Mayor Wolk talked about economic development and UC Davis. “We need to renew our commitment to the idea of the university, but bring it to the next level and that’s really what these innovation centers and Nishi are all about. That’s about harnessing the technology that’s coming out of the university, not only incubating it here, but growing it and having it stay here long-term, so that we can have highly skilled workers, graduates of UC Davis, stay here in our community.”
“If there’s one thing that has really thrived in the last year, it’s this Jumpstart Davis effort which really has the potential – the entrepreneurial energy is there, but it really needs to be harnessed and strengthened,” he said. “We have Jumpstart Davis, Davis Roots.”

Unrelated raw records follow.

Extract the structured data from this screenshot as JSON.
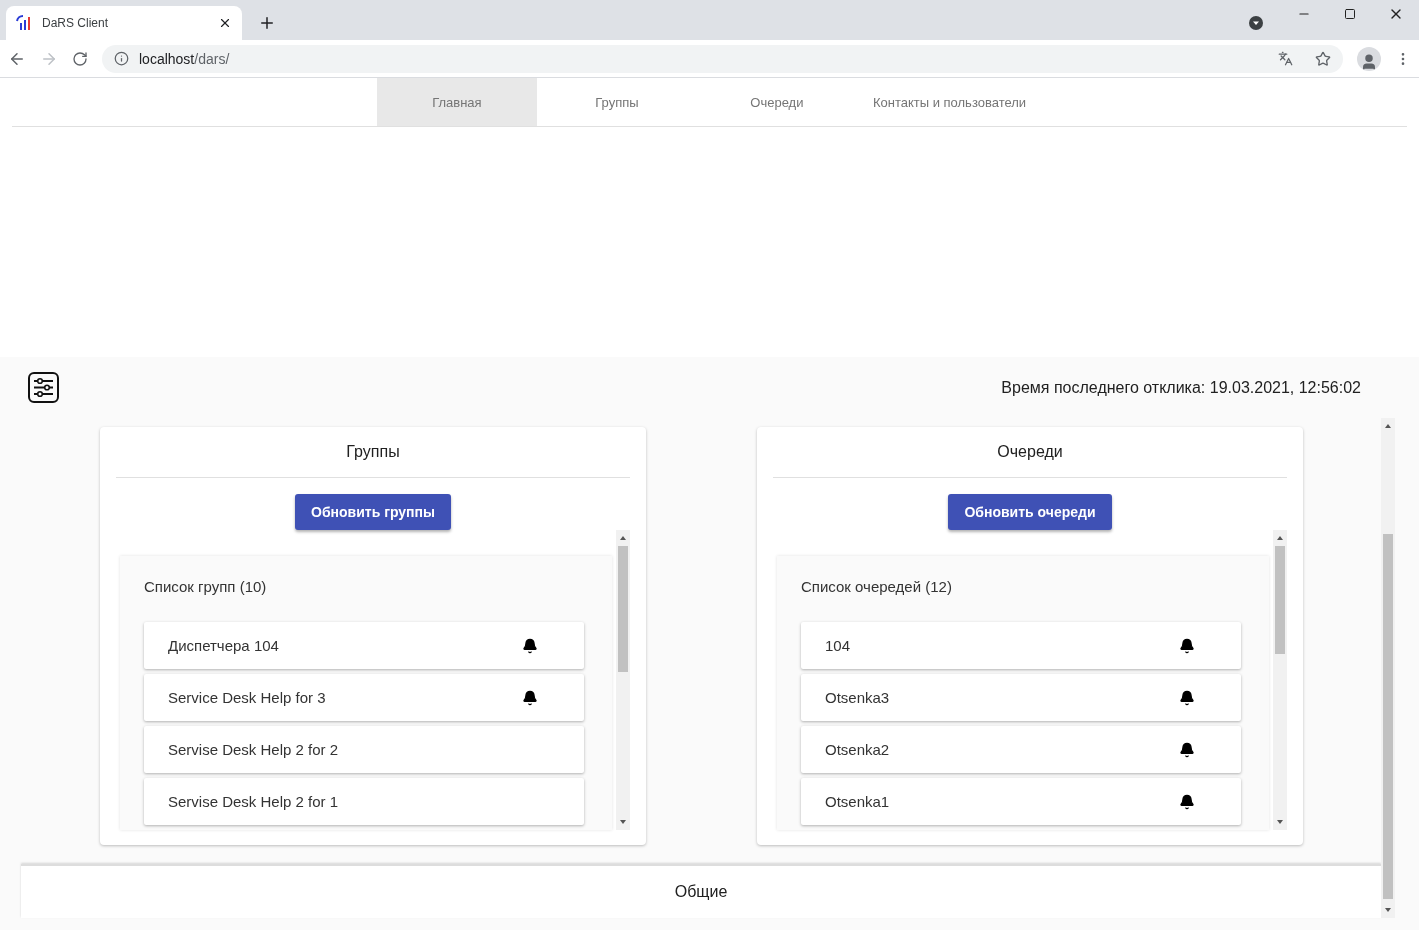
{
  "browser": {
    "tab_title": "DaRS Client",
    "url_host": "localhost",
    "url_path": "/dars/"
  },
  "nav": [
    {
      "label": "Главная",
      "selected": true
    },
    {
      "label": "Группы",
      "selected": false
    },
    {
      "label": "Очереди",
      "selected": false
    },
    {
      "label": "Контакты и пользователи",
      "selected": false
    }
  ],
  "last_response": "Время последнего отклика: 19.03.2021, 12:56:02",
  "panels": [
    {
      "title": "Группы",
      "button": "Обновить группы",
      "list_title": "Список групп (10)",
      "items": [
        {
          "name": "Диспетчера 104",
          "notify": true
        },
        {
          "name": "Service Desk Help for 3",
          "notify": true
        },
        {
          "name": "Servise Desk Help 2 for 2",
          "notify": false
        },
        {
          "name": "Servise Desk Help 2 for 1",
          "notify": false
        }
      ]
    },
    {
      "title": "Очереди",
      "button": "Обновить очереди",
      "list_title": "Список очередей (12)",
      "items": [
        {
          "name": "104",
          "notify": true
        },
        {
          "name": "Otsenka3",
          "notify": true
        },
        {
          "name": "Otsenka2",
          "notify": true
        },
        {
          "name": "Otsenka1",
          "notify": true
        }
      ]
    }
  ],
  "footer_section": "Общие"
}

Mayor Wolk noted that we have significant deferred maintenance in our roads, infrastructure and pools. He noted the leak in the Civic Center pool which he said highlights this problem that we have. “Davis in a recent study of Yolo County has the worst roads,” he said. “We have a lot of significant infrastructure issues. The problem is that this takes a lot of resources.” These costs have fallen on our local government.
Dan Wolk also took a few audience questions. He explained that right now the city has two innovation center proposals and Nishi. CEQA (California Environmental Quality Act) work and other studies are occurring on these projects.

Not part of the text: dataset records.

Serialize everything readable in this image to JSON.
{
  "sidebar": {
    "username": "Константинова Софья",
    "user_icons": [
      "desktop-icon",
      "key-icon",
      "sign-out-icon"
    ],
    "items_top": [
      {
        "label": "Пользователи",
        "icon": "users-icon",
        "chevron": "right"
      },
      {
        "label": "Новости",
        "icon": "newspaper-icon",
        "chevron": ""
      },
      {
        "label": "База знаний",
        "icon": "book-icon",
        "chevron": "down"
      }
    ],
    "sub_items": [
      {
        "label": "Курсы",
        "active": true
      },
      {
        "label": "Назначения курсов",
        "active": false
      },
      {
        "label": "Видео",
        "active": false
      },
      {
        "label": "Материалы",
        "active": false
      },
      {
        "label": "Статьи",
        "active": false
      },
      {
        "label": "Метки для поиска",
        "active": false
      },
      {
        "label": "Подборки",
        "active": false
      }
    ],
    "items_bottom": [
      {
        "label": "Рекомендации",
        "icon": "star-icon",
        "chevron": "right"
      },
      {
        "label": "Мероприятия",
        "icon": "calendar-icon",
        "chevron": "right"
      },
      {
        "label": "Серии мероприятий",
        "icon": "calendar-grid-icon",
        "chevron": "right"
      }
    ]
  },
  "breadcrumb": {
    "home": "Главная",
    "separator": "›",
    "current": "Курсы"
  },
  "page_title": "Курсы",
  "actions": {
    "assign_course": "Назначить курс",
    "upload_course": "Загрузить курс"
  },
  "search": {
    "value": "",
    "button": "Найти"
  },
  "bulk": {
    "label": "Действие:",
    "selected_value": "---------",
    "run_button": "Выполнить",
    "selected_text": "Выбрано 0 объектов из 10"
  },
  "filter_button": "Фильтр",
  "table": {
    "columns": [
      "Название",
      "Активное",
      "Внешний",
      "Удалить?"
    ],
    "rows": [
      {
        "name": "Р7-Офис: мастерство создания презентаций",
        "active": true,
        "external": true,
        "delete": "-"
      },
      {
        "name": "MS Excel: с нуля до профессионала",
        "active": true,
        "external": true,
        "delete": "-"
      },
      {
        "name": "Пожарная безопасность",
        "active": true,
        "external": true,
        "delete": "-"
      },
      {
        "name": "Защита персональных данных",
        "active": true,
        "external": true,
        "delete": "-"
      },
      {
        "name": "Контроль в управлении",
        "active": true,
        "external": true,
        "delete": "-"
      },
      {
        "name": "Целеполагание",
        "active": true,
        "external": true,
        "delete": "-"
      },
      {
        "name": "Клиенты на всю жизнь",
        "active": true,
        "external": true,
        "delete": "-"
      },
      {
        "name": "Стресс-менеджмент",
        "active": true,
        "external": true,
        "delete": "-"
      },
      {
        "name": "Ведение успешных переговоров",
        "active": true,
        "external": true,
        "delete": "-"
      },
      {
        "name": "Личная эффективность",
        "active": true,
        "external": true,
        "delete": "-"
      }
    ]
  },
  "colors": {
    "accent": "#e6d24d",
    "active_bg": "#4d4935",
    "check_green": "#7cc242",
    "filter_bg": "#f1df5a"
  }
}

“If everything goes according to plan, the studies will get done by the end of 2015,” he said. Right now, he said, those schedules have it so that they all go to the ballot in Spring 2016. “I have no doubt that something will go on the ballot in Spring 2016. I think it’s premature to discuss what exactly is going to happen because we just don’t have those studies back yet.”

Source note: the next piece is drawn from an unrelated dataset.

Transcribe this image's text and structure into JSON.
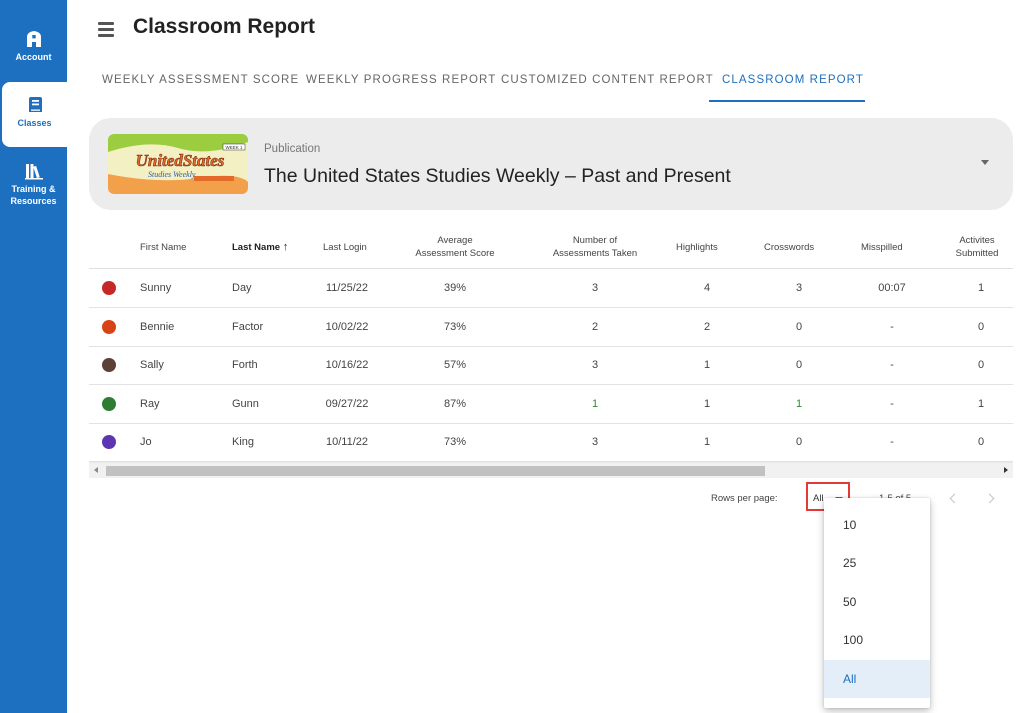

“But at least for me,” he said, “all three of those would be wonderful additions to our community.”
He said you have to think long term, but he said it’s important to look at the environmental studies and absorption rates before making final decisions.
Mayor Wolk was asked to weigh in on minimum wage. “I really respect the desire to raise the minimum wage,” he said. The state has raised it to $10 per hour. He noted the desire to raise it beyond that. “We have a very high poverty rate in California, one of the highest in the nation at almost 25 percent. That poverty is here in Davis as well and an effective tool to combat that is the minimum wage.”
Mayor Wolk did not directly address the $15 per hour proposal but said that Mayor Kevin Johnson of Sacramento has convened a task force that will look into the issue more and he thinks that will be informative.
“I think Davis is going to benefit from the work that’s done by that task force,” Mayor Wolk said.
He said he’s very supportive of raising the minimum wage, but also cognizant that this will impact small businesses. “So for Davis to raise it without other cities, without it being a statewide effort, there are concerns with that,” he said.
Mayor Wolk once again expressed concern about the declining 25-45 demographic and declining enrollment rates. He also expressed concern about housing for seniors and available services and resources.
Mayor Wolk noted that in recent years Davis has begun to flex its muscles regionally. “With the innovation centers people are really [seeing] that Davis really is beginning to do some things at our regional level,” he said. “I think we really need to do more of that.”
He said he wanted to see the councilmembers pushing for us to do more at the regional level and partnering with others in our region.
“The bottom line,” he said, “is the state of the city is very strong and we’ve got a really bright future.”